Bütün bunlardan sonra, Evliya Çelebi’yi kapaktan kapağa bilen Robert Dankoff’un, Türkçeye Semih Tezcan’ın çevirdiği Evliya Çelebi Seyahatnamesi Okuma Sözlüğü’nde verdiği anlamlar da aşağı yukarı aynı : “kaba, köylü, yontulmamış” (âdi, kaba, bayağı) (s. 269). Bir adım ötede, anlıyoruz ki sözcük özellikle “iri yarı, kaba saba barbar”lar için kullanılıyor (İngilizcesinde a coarse, sturdy barbarian). Ve tam da söz etmek istediğim pasajın ilk cümlesini zikrediyor Dankoff : Kılıç Ali Paşa uluç âdemisi olmağile lisanı Fireng lehcesi imiş. Dahası, gene Evliya’dan “Frenk asıllı uluç taifesi” (Frengü’l-asl) ibaresini de ekliyor. Nereden bakarsak bakalım, aşikâr ki Akdeniz korsanları arasında ve Osmanlı pratiğinde uluç, İspanyolca converso sözcüğü gibi bir şey; İngilizce renegade karşılığı, Hıristiyanlıktan Müslümanlığa “dönen”lere uygulanıyor.

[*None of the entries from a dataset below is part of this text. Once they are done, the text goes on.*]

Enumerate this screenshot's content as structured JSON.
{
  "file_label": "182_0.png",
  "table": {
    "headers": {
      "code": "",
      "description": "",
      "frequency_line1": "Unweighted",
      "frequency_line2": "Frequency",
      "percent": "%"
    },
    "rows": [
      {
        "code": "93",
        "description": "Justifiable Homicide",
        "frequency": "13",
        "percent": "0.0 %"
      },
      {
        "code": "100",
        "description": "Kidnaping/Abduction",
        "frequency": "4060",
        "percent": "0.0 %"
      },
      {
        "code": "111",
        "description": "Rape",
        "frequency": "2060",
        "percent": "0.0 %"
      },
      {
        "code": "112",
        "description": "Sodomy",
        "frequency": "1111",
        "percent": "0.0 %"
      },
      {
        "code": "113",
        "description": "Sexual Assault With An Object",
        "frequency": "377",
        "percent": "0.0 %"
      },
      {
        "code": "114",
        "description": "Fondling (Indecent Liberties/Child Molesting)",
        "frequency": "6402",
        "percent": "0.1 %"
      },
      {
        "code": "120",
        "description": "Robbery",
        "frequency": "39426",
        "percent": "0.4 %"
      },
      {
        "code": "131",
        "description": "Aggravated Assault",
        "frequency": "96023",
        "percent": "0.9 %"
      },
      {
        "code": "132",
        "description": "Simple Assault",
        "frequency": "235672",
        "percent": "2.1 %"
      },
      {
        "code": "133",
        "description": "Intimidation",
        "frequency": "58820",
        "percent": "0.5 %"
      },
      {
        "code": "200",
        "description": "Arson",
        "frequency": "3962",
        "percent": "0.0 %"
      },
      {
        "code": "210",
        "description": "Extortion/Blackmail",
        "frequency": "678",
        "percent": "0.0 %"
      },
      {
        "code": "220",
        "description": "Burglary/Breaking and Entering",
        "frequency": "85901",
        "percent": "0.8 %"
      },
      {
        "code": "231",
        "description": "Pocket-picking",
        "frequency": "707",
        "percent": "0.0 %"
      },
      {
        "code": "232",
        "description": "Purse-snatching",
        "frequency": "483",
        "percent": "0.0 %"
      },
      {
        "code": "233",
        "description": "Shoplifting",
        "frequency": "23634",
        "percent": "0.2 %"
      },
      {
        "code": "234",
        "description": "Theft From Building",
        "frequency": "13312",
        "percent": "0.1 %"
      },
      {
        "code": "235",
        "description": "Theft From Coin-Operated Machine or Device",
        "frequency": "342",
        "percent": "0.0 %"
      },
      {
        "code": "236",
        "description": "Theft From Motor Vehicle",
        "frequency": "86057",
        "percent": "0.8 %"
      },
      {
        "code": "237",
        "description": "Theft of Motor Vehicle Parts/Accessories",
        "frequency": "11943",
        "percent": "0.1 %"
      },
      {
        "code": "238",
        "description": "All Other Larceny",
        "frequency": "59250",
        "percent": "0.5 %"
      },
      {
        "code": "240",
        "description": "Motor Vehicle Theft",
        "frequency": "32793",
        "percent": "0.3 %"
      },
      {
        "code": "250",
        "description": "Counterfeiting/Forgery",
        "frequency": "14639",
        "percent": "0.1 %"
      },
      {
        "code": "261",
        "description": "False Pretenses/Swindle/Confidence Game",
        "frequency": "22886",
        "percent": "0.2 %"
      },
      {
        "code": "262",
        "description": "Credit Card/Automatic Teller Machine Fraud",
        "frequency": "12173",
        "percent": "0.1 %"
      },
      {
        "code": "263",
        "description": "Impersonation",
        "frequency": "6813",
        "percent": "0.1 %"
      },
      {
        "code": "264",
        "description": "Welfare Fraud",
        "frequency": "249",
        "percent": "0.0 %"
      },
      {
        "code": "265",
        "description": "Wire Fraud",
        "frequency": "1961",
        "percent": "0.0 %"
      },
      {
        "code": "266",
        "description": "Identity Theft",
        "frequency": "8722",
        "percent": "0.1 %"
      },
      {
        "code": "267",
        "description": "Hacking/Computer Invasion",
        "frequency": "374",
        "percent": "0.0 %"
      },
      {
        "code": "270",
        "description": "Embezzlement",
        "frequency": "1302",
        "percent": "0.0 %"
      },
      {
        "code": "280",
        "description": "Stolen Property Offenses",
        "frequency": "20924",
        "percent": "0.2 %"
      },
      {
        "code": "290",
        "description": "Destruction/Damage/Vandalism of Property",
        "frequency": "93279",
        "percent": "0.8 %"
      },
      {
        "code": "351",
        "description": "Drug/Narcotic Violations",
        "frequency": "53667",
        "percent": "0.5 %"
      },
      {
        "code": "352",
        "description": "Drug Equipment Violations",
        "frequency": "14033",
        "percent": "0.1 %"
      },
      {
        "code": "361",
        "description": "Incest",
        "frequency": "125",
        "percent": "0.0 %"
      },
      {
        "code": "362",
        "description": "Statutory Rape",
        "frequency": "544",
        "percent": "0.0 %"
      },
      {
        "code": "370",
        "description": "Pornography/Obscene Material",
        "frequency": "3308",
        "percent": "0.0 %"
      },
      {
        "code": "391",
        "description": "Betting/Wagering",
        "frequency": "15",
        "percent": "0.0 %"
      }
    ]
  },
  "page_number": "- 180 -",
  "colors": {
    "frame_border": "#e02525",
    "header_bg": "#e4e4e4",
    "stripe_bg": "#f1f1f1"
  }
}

Bu da kuşkusuz bir başka geçiş kolaylığı; bir hanedan devletinden diğerine ve (kısmen de olsa) bir kültür dairesinden diğerine, henüz milliyetçiliği tanımayan bir dünyada. Fakat şimdi gelelim asıl meseleye : acaba böyle kimlik değişimleri, ne kadar derine iniyor ? İşte Evliya’nın hikâyesi bu noktada önemli. Machiel Kiel’in 1959’da ilk tanıdığı “Yunan” köyünün gizli tarihi, beni hemen, daha bir gün önce uçakta okuduğum sayfalara gönderiyor.